Essentially, the television today, like the newspaper then, got customers by getting lurid details, and the prosecution has them. The person mounting a defense has nothing to offer. “I have an exclusive for you about my client sitting at home that day” won't cause a run at the newspaper box or sustain :45 of pundit plaudits. The defense is mounting a case of “not.” The prosecution gives facts that recreate the primary anxiety of crime (the missing criminal) by repeating (“Someone did this”) and offers relief in the form of circumstances (“Defendant said this, but this was true”). The combination writes copy, compels the anchors emotionally, addicts the viewers, and, honestly, works upon our primal selves. Prosecution always has an advantage in a Trial of the Century, no matter how restrained it is, because simply providing the details of the crime and giving the mere name of the suspect is sufficient for our needs to put the two together.

In a Trial of the Century, the public gets to participate in a procedural. The reader of the Daily Paper gets to assemble all the facts, just like the detective, and gets to achieve the greatest of psychological triumphs: healing the fear. The fear crime presents is that any and all of us can be next, and we turn to detective shows because we get to have faith in a world that works, but what we really would want is the chance to solve it ourselves, to be the agent of healing. (The number of amateur detectives trying to solve Zodiac is staggering.) The detailed coverage offers each of us the chance to star in the show.

We can see, I think, that the outrage the public is feeling today is programmed into the very process.

Why the world is angry: Justice and Poetic Justice
Aristotle, in Poetics, said that fiction is better than history, because history only tells us what happened, where fiction tells us what should or must occur. He meant that fiction tells us what should occur, morally, or what must occur, logically. A real king going into battle might yell, “This way!” Shakespeare has him give an inspiring speech about the emerald isle and happy few and into the breech, because Kings should talk that way.

Fictional justice, and we are swimming in it, sets us up the character and follows through with the logic of the character, or with an acceptable amount of curve. In reality, the evil flourish and the good die by the hundreds of thousands.

Real justice relies on juries and judges' instructions to the jury. Real justice has jurors who may be a bit dim. Real justice is what we really have. Sometimes real justice is smarter than fictional justice. Either way, it is real, and the Trial of the Century demands that it be otherwise.
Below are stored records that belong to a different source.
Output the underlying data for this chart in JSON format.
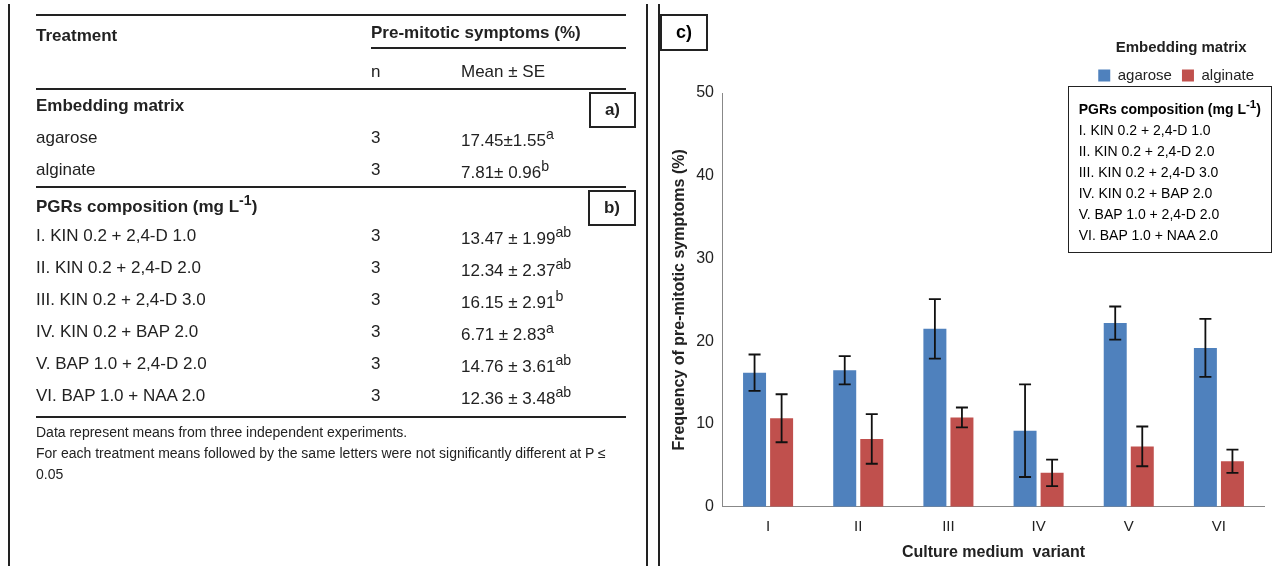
{
  "chart_data": [
    {
      "type": "other",
      "annotations": [
        "Treatment\t\tPre-mitotic symptoms (%)",
        "\tn\tMean ± SE",
        "Embedding matrix\t\t\ta)",
        "agarose\t3\t17.45±1.55$^{a}$",
        "alginate\t3\t7.81± 0.96$^{b}$",
        "PGRs composition (mg L$^{-1}$)\t\t\tb)",
        "I.   KIN 0.2 + 2,4-D 1.0\t3\t13.47 ± 1.99$^{ab}$",
        "II.  KIN 0.2 + 2,4-D 2.0\t3\t12.34 ± 2.37$^{ab}$",
        "III. KIN 0.2 + 2,4-D 3.0\t3\t16.15 ± 2.91$^{b}$",
        "IV. KIN 0.2 + BAP 2.0\t3\t6.71 ± 2.83$^{a}$",
        "V.  BAP 1.0 + 2,4-D 2.0\t3\t14.76 ± 3.61$^{ab}$",
        "VI. BAP 1.0 + NAA 2.0\t3\t12.36 ± 3.48$^{ab}$",
        "Data represent means from three independent experiments.",
        "For each treatment means followed by the same letters were not significantly different at P ≤ 0.05"
      ]
    },
    {
      "type": "bar",
      "legend_title": "Embedding matrix",
      "xlabel": "Culture medium  variant",
      "ylabel": "Frequency of pre-mitotic symptoms (%)",
      "categories": [
        "I",
        "II",
        "III",
        "IV",
        "V",
        "VI"
      ],
      "series": [
        {
          "name": "agarose",
          "color": "#4f81bd",
          "values": [
            16.2,
            16.5,
            21.5,
            9.2,
            22.2,
            19.2
          ],
          "errors": [
            2.2,
            1.7,
            3.6,
            5.6,
            2.0,
            3.5
          ]
        },
        {
          "name": "alginate",
          "color": "#c0504d",
          "values": [
            10.7,
            8.2,
            10.8,
            4.1,
            7.3,
            5.5
          ],
          "errors": [
            2.9,
            3.0,
            1.2,
            1.6,
            2.4,
            1.4
          ]
        }
      ],
      "ylim": [
        0,
        50
      ],
      "yticks": [
        0,
        10,
        20,
        30,
        40,
        50
      ],
      "grid": false,
      "legend": "top right",
      "annotations": [
        "c)",
        "PGRs composition (mg L$^{-1}$)",
        "I. KIN 0.2 + 2,4-D 1.0",
        "II. KIN 0.2 + 2,4-D 2.0",
        "III. KIN 0.2 + 2,4-D 3.0",
        "IV. KIN 0.2 + BAP 2.0",
        "V. BAP 1.0 + 2,4-D 2.0",
        "VI. BAP 1.0 + NAA 2.0"
      ]
    }
  ]
}
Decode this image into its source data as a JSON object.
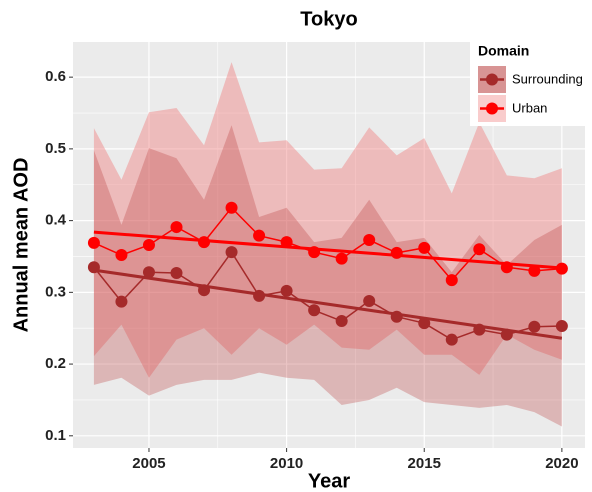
{
  "chart_data": {
    "type": "line",
    "title": "Tokyo",
    "x_label": "Year",
    "y_label": "Annual mean AOD",
    "x": [
      2003,
      2004,
      2005,
      2006,
      2007,
      2008,
      2009,
      2010,
      2011,
      2012,
      2013,
      2014,
      2015,
      2016,
      2017,
      2018,
      2019,
      2020
    ],
    "xlim": [
      2002.24,
      2020.84
    ],
    "xticks": [
      2005,
      2010,
      2015,
      2020
    ],
    "ylim": [
      0.083,
      0.649
    ],
    "yticks": [
      0.1,
      0.2,
      0.3,
      0.4,
      0.5,
      0.6
    ],
    "grid": true,
    "legend_title": "Domain",
    "legend_position": "top-right",
    "series": [
      {
        "name": "Surrounding",
        "color": "#a52a2a",
        "band_color": "#b83c3c",
        "values": [
          0.335,
          0.287,
          0.328,
          0.327,
          0.303,
          0.356,
          0.295,
          0.302,
          0.275,
          0.26,
          0.288,
          0.266,
          0.257,
          0.234,
          0.248,
          0.241,
          0.252,
          0.253
        ],
        "trend": [
          0.331,
          0.236
        ],
        "band_upper": [
          0.498,
          0.394,
          0.501,
          0.487,
          0.429,
          0.533,
          0.405,
          0.418,
          0.37,
          0.376,
          0.429,
          0.37,
          0.376,
          0.328,
          0.38,
          0.338,
          0.373,
          0.394
        ],
        "band_lower": [
          0.171,
          0.181,
          0.156,
          0.171,
          0.178,
          0.178,
          0.188,
          0.181,
          0.178,
          0.143,
          0.15,
          0.167,
          0.147,
          0.143,
          0.139,
          0.143,
          0.133,
          0.113
        ]
      },
      {
        "name": "Urban",
        "color": "#ff0000",
        "band_color": "#f08080",
        "values": [
          0.369,
          0.352,
          0.366,
          0.391,
          0.37,
          0.418,
          0.379,
          0.37,
          0.356,
          0.347,
          0.373,
          0.355,
          0.362,
          0.317,
          0.36,
          0.335,
          0.33,
          0.333
        ],
        "trend": [
          0.384,
          0.334
        ],
        "band_upper": [
          0.529,
          0.457,
          0.551,
          0.557,
          0.505,
          0.621,
          0.509,
          0.512,
          0.471,
          0.473,
          0.53,
          0.491,
          0.515,
          0.438,
          0.537,
          0.463,
          0.459,
          0.473
        ],
        "band_lower": [
          0.211,
          0.255,
          0.181,
          0.234,
          0.25,
          0.213,
          0.25,
          0.227,
          0.255,
          0.223,
          0.22,
          0.248,
          0.213,
          0.213,
          0.185,
          0.241,
          0.22,
          0.206
        ]
      }
    ]
  }
}
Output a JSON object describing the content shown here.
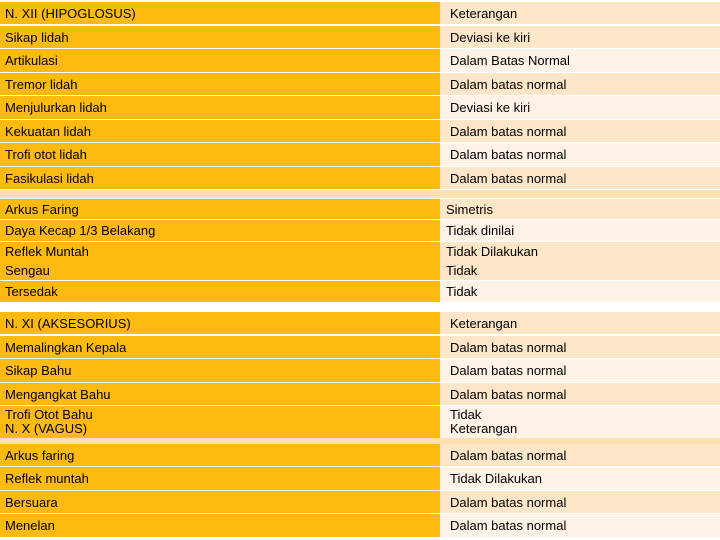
{
  "sections": {
    "hipoglosus": {
      "header": {
        "name": "N. XII (HIPOGLOSUS)",
        "value": "Keterangan"
      },
      "rows": [
        {
          "name": "Sikap lidah",
          "value": "Deviasi ke kiri"
        },
        {
          "name": "Artikulasi",
          "value": "Dalam Batas Normal"
        },
        {
          "name": "Tremor lidah",
          "value": "Dalam batas normal"
        },
        {
          "name": "Menjulurkan lidah",
          "value": "Deviasi ke kiri"
        },
        {
          "name": "Kekuatan lidah",
          "value": "Dalam batas normal"
        },
        {
          "name": "Trofi otot lidah",
          "value": "Dalam batas normal"
        },
        {
          "name": "Fasikulasi lidah",
          "value": "Dalam batas normal"
        }
      ]
    },
    "faring": {
      "rows": [
        {
          "name": "Arkus Faring",
          "value": "Simetris"
        },
        {
          "name": "Daya Kecap 1/3 Belakang",
          "value": "Tidak dinilai"
        },
        {
          "name": "Reflek Muntah",
          "value": "Tidak Dilakukan"
        },
        {
          "name": "Sengau",
          "value": "Tidak"
        },
        {
          "name": "Tersedak",
          "value": "Tidak"
        }
      ]
    },
    "aksesorius": {
      "header": {
        "name": "N. XI (AKSESORIUS)",
        "value": "Keterangan"
      },
      "rows": [
        {
          "name": "Memalingkan Kepala",
          "value": "Dalam batas normal"
        },
        {
          "name": "Sikap Bahu",
          "value": "Dalam batas normal"
        },
        {
          "name": "Mengangkat Bahu",
          "value": "Dalam batas normal"
        },
        {
          "name": "Trofi Otot Bahu",
          "value": "Tidak"
        }
      ]
    },
    "vagus": {
      "header": {
        "name": "N. X (VAGUS)",
        "value": "Keterangan"
      },
      "rows": [
        {
          "name": "Arkus faring",
          "value": "Dalam batas normal"
        },
        {
          "name": "Reflek muntah",
          "value": "Tidak Dilakukan"
        },
        {
          "name": "Bersuara",
          "value": "Dalam batas normal"
        },
        {
          "name": "Menelan",
          "value": "Dalam batas normal"
        }
      ]
    }
  },
  "colors": {
    "orange": "#fdbb11",
    "light": "#fde7c8",
    "pale": "#fef3e6"
  }
}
Our Trials of the Century have been best for public interest when they have been most psychologically fearful, most primal, most vicious. Lindsay Winehouse's drugs won't do much, but the graphic case of Othello-scripted jealousy or Medea-like infanticide demands the tragic or epic conclusion. In addition, when the television or newspaper create the beast, it has conditioned into prosecution material, an internal interest in fear, an existential threat to the family structure of America, and thus a need for a guilty criminal for the hanging that will heal that threat.

Real trials can't be trails of the century, unless we want more Sacco and Vanzettis, more Goldbergs, more Hauptmanns.